Monday, June 25, 2012

THE CHINA PRIZE: IN BRAZIL AND IN THE USA


It's all about trade and commodities.

commodities

Last week, on the sidelines of RIO +20, Brazil and China have jointly reinforced their financial cooperation with a financial reserves $30bn swap arrangement aimed at reinforcing trade and resistance to financial shocks from Europe and the USA.


According to the Guardian
China has overtaken the US as Brazil's major trading partner with a 17% share of the total. Critics say the trade is unbalanced because China buys commodities and sells higher-value goods. Mantega said the new deal would involve more trade diversification, including Chinese purchases of aircraft made by Embraer, a Brazilian manufacturer and Chinese investment to build oil drilling platforms in Brazil. The two countries will also jointly launch two satellites, one this year and another in 2014 and set up culture centres and language networks in each other's countries.
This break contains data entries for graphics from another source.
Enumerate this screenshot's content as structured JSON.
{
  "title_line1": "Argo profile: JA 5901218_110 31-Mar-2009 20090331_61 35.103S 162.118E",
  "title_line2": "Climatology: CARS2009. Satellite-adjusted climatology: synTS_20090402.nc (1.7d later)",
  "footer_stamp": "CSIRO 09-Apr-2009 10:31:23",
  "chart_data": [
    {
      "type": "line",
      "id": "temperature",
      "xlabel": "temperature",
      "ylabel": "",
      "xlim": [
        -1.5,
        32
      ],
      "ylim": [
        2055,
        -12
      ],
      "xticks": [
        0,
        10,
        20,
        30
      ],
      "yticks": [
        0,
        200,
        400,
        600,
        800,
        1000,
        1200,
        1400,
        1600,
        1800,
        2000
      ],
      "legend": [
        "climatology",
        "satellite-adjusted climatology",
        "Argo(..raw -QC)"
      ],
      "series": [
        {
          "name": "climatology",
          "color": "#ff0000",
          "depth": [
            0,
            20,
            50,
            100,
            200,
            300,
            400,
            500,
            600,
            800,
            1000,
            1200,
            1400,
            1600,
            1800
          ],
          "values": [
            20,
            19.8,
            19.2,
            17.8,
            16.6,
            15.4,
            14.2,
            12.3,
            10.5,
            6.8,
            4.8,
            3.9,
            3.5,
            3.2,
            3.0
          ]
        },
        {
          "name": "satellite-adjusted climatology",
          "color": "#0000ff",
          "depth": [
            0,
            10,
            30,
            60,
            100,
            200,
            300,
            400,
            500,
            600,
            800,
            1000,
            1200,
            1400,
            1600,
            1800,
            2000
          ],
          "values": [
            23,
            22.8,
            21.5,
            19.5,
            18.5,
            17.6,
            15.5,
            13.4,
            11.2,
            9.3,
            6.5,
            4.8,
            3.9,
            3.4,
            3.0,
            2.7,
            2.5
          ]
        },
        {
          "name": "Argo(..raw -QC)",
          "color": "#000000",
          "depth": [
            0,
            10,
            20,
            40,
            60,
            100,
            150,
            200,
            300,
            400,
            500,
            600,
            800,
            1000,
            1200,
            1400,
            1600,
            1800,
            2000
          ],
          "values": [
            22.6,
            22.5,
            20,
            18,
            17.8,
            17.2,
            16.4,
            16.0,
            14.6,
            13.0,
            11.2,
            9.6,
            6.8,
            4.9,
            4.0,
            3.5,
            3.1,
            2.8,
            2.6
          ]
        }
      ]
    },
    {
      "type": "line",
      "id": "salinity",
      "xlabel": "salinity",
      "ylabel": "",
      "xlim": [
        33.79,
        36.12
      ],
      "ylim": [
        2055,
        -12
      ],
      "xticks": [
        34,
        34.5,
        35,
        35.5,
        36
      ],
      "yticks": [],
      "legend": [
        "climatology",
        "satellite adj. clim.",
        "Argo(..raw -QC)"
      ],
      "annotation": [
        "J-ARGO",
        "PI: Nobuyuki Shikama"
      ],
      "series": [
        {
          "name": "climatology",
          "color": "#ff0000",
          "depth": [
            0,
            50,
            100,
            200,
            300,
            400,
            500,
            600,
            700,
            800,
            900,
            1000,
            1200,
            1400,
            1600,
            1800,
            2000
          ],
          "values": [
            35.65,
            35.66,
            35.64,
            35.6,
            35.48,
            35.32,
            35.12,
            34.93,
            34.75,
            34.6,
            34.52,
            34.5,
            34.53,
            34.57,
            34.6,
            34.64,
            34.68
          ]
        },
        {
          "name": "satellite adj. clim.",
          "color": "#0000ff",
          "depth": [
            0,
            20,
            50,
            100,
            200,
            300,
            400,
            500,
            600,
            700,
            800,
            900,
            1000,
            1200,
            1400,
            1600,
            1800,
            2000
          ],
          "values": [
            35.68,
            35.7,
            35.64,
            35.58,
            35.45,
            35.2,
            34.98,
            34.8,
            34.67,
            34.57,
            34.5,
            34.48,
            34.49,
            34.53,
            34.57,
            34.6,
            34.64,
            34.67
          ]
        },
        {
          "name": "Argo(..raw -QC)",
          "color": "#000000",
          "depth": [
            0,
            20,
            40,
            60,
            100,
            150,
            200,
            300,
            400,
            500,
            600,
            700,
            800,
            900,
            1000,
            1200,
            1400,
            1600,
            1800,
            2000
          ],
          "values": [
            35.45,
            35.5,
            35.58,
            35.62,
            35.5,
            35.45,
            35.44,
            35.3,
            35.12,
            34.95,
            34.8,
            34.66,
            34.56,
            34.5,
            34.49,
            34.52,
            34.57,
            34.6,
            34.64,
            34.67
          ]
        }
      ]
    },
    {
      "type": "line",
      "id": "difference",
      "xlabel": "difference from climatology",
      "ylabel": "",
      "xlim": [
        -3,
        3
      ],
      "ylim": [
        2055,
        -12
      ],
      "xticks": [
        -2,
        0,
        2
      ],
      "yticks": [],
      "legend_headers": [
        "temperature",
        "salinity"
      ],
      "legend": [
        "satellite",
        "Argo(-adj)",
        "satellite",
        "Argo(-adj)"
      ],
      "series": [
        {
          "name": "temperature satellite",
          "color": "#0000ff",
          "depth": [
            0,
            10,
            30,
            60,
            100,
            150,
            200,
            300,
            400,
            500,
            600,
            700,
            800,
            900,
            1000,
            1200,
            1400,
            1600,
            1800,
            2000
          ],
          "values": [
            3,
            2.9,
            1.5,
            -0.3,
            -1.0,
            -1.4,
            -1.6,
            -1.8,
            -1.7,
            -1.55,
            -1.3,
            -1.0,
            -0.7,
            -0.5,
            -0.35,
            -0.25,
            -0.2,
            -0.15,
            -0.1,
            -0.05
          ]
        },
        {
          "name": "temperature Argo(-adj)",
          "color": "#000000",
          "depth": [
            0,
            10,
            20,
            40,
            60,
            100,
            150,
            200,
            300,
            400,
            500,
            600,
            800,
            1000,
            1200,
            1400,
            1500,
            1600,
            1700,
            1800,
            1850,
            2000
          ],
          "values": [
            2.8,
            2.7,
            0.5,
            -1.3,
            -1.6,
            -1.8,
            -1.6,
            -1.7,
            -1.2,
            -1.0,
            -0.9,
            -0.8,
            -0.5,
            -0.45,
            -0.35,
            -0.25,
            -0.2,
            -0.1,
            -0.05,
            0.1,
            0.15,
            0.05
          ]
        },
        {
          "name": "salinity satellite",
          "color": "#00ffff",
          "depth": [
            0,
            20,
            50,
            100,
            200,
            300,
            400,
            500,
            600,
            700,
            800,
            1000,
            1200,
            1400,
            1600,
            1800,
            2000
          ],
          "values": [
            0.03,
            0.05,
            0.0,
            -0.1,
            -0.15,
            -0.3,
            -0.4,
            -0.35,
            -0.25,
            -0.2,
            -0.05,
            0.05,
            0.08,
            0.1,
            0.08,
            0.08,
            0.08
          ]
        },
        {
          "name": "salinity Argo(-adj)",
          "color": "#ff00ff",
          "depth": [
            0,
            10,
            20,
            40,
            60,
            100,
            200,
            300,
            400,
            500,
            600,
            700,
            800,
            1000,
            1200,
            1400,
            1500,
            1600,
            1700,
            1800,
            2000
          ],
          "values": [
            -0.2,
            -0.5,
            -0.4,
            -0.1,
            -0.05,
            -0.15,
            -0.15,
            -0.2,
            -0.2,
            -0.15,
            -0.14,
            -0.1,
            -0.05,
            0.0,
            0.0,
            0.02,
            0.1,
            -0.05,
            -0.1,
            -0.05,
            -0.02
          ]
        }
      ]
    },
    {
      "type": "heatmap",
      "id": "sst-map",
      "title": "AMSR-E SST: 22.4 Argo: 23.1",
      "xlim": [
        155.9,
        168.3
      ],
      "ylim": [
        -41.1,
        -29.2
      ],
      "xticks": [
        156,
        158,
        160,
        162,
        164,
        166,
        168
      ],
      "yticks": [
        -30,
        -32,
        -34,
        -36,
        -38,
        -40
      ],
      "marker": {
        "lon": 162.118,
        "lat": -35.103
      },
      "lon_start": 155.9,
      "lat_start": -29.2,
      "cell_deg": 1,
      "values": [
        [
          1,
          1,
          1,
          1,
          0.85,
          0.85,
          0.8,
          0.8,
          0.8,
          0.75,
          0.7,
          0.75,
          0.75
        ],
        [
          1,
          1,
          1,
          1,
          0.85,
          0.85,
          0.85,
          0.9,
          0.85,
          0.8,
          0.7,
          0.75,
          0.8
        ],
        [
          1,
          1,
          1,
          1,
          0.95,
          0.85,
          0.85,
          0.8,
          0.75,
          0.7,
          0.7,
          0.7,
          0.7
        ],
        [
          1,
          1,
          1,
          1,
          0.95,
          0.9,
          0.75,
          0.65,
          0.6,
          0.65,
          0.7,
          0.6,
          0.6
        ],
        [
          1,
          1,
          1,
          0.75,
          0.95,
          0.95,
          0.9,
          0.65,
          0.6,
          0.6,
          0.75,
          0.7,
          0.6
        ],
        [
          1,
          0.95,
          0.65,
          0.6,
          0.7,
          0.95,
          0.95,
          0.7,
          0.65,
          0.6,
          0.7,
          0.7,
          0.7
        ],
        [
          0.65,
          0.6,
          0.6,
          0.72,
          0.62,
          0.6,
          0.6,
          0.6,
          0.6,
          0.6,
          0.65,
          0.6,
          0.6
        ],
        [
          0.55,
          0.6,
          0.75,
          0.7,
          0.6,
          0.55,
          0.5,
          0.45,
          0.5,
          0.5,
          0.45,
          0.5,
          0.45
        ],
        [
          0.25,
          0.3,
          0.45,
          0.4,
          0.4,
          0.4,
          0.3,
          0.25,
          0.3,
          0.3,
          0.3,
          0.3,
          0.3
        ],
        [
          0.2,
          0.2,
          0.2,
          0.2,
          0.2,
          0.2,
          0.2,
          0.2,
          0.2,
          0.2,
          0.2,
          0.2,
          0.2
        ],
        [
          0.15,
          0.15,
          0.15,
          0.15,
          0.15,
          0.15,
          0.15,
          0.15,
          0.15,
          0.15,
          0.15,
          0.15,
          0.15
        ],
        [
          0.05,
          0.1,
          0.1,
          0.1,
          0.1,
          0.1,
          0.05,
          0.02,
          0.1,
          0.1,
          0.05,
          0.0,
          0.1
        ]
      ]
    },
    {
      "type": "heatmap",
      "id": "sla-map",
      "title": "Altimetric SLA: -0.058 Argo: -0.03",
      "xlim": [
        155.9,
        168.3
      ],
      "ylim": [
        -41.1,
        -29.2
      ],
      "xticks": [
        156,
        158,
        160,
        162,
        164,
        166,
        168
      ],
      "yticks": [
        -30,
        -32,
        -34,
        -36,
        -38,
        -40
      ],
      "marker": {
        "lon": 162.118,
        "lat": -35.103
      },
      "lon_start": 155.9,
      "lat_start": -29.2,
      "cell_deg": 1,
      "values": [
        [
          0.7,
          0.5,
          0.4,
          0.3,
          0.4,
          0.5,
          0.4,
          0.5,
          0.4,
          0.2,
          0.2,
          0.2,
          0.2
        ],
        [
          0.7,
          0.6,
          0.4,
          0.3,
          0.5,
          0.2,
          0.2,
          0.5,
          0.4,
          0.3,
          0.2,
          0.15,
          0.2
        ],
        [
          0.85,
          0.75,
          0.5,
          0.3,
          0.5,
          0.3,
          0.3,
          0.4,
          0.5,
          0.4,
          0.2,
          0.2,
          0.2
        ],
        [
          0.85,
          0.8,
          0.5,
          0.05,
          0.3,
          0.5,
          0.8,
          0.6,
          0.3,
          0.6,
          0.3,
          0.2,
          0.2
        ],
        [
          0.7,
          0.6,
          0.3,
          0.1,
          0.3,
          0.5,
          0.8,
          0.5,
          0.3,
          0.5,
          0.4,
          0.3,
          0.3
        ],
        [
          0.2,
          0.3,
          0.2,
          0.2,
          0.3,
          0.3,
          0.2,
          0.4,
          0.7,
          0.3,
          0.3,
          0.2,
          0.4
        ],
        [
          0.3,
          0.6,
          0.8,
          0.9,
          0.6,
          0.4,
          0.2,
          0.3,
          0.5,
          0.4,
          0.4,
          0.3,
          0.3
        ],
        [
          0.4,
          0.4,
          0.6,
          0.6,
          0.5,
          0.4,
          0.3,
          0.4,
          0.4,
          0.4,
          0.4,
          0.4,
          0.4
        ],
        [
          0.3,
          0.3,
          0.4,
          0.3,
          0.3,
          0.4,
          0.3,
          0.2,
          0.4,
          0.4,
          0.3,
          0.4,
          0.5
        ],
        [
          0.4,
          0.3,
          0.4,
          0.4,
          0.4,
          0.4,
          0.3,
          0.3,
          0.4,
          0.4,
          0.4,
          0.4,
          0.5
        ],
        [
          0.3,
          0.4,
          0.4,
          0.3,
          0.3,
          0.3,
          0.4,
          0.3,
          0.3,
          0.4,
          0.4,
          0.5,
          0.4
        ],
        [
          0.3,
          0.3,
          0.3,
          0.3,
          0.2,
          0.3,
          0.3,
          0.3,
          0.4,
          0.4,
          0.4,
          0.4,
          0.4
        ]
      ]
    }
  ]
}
Trade will also continue to focus heavily on China's demand for commodities, which have helped Brazil resist the downturn in the global economy. "The expansion of trade with China can be infinite," said Mantega, who was speaking on the sidelines of the Rio+20 sustainability conference. "China is fast growing and wants to stimulate consumption so they will continue to buy our commodities. There are no limits."
In Brazil, the global export of meat and commodities has  been one of the biggest drivers of deforestation in the Amazon for cattle and conversation of the cerrado (native savannah) for agriculture.

In the US, where native prairies are long gone, the global demand is playing out like this:

Factory_Farm_pig

Meatifest destiny: How Big Meat is taking over the Midwest



(reposted from Grist)

When the Des Moines Register ran a front-page story last week, calling into question the growth of concentrated animal feeding operations (CAFOs) in the state, it wasn’t environmentalists or animal rights activists who went on record against the facilities. No, the article featured ex-hog farmers who have been vocal in opposing new factory farms, as well as several Iowans who don’t want to see huge facilities — nor the “poo lagoons” that go along with them — take over the landscape.
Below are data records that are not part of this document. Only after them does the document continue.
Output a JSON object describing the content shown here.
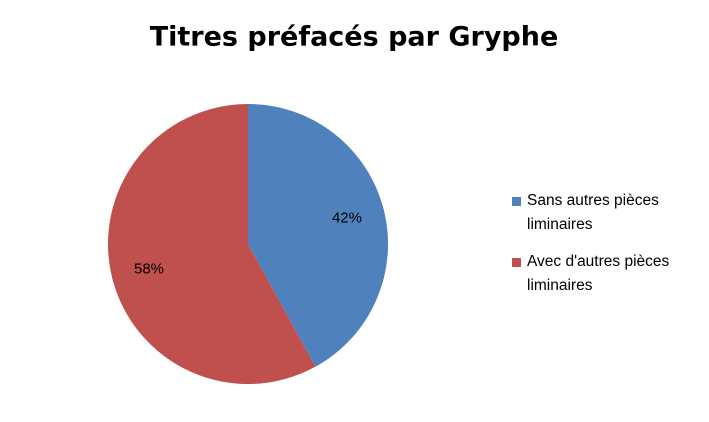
{
  "chart_data": {
    "type": "pie",
    "title": "Titres préfacés par Gryphe",
    "categories": [
      "Sans autres pièces liminaires",
      "Avec d'autres pièces liminaires"
    ],
    "values": [
      42,
      58
    ],
    "value_labels": [
      "42%",
      "58%"
    ],
    "colors": [
      "#4f81bd",
      "#c0504d"
    ]
  }
}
Some 19.7 million pigs are raised in Iowa CAFOs every year, and that number is likely to keep climbing. A chart of livestock construction permits that ran with the Register story certainly projects growth. It reads:
2006……………310
2007………….. 252
2008………….. 218
2009……………. 60
2010…………….. 62
2011……………. 132
2012 (by 6/07).. 91
That’s right, after a “slump” in 2009 and 2010, the industry is back to its CAFO-building ways, with 91 permits issued so far this year. And remember, these are not small facilities; according to the Register, each facility contains around 4,400 hogs in two buildings.


Click to embiggen.

Looking at these numbers, it’s easy to wonder: How much longer can the state (or the region for that matter) handle this kind of growth? When the nonprofit advocacy group Food and Water Watch created this Factory Farm Map back in 2007, Iowa was already one of the states most saturated with CAFOs (see image). According to the chart above, over 500 CAFOs may have been built since then. Of course not all that growth has to mean new operations — some permits may be for the expansion of preexisting buildings — but if even half that number resulted in new facilities, it’s a cause for concern.
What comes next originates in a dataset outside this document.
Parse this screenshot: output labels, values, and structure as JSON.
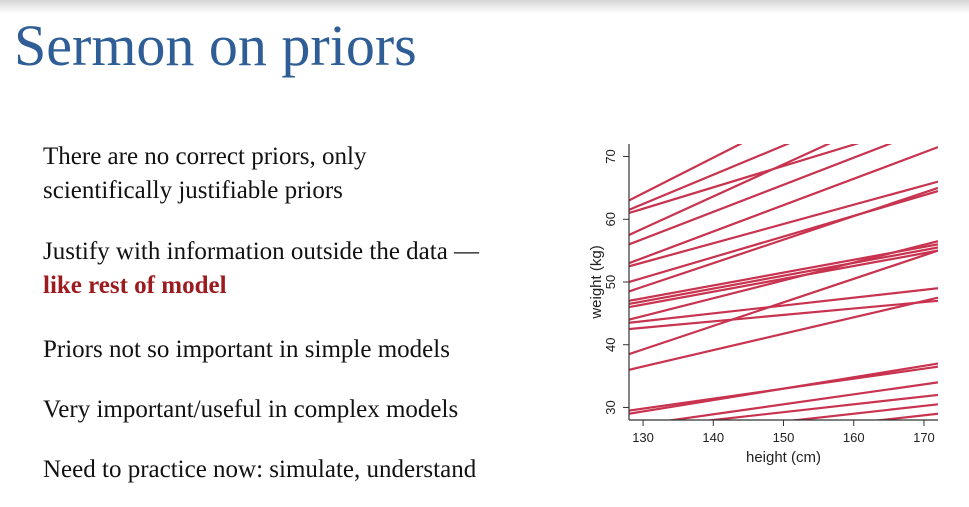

Why exactly do we need so many new CAFOs if American meat consumption has gone down? The answer — as it is with so much economic growth these days — is China. Apparently, they’ve gone a little pork-crazy over there. And China just surpassed us as the nation with the biggest meat-tooth in the world (we’re still ahead of them on a per capita basis, but they have a lot more people than we do).

Another recent article in the Iowa Farm Journal reports on new free-trade agreements with South Korea, Colombia, and Panama, but zeroes in on China as the ultimate target of U.S. pork industry expansion. It quotes Laurie Hueneke, U.S. director of international trade policy, saying, “The biggest prize is China.”